Oh, hey, I've stopped questioning my sexuality. I may be fucking vanilla. The funny thing is that M, who helped set my questioning in motion by driving me to have a crush on her, has had more frequent appearances in my everyday life. Not that I see her everyday, but Andrew and I went to her house last Saturday (shortly after my last entry), to get some furniture she was giving away. She took us on a tour on her side of town and we went to an "international" supermarket where Andrew and I found some good stuff that reminded me of home. I shall cook you the food of my people, I said.

Then, M wrote me a few days ago to ask how my family was after the earthquake in my home country. Ok, she's like that with all her friends, but it's good to be among her friends. And then tonight Andrew and I are going to her house again, because she's having a housewarming party.

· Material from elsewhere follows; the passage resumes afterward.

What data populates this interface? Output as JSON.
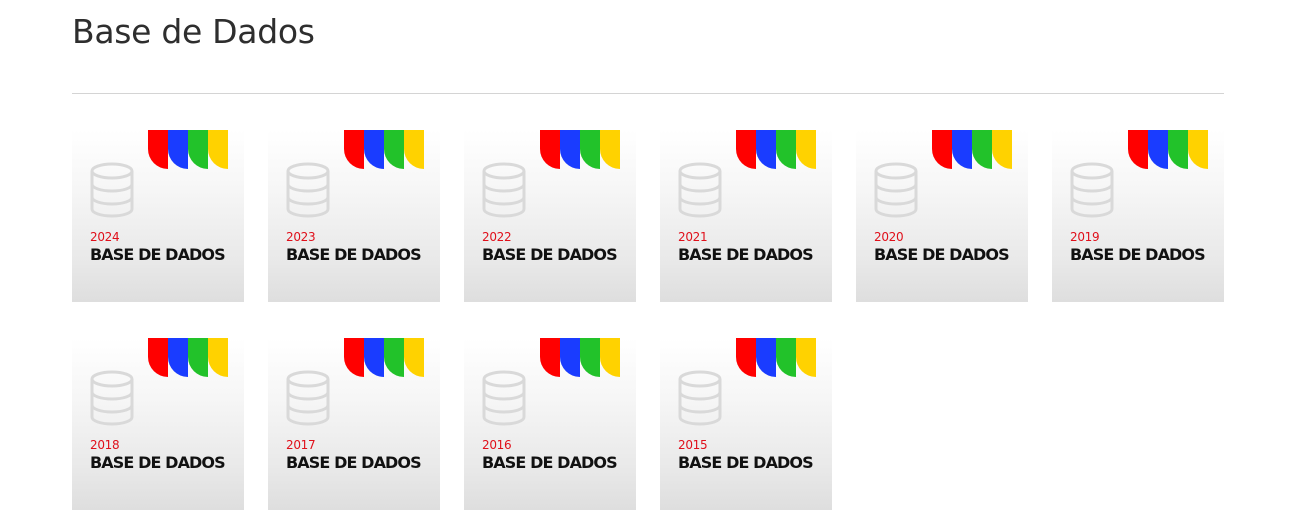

It could be that it's all in my head more than in my heart and anywhere else, really. If you're not heterosexual, aren't other non-heterosexual people be able to read that? And I was never approached by a girl. I think when I was an undergrad, another undergrad -I was her instructor- had a crush on me, or it could have been that she laughed at me behind my back, I couldn't really tell.

Then, I remember a friend of mine in school, she was very popular but we became close for a while (I am wondering why, as I remember this), and one day we were in my bedroom. I have no idea what we were talking about but I remember her saying something along the lines that she was a lesbian. Anyway, being gay in my home country is nearly forbidden, so whatever her questioning at the time, she just had a baby with her husband. And anyway, this is just someone possibly coming out to me, not coming onto me. Girls never came my way in that specific sense, probably, because they saw nothing to come to.


Things are going well. Andrew and I are having a good time together, as usual, and in my PhD, things stall for a while but then pick up. I'm learning a lot about being insistent yet patient. Same with my writing. It is a nice balance and, in my own little bubble, I'm in peace.

Except for meeting Steven and Joe, in a good sense. I cannot find words to express the chaos behind the grin that shows up every time I remember I have a ticket to meet them.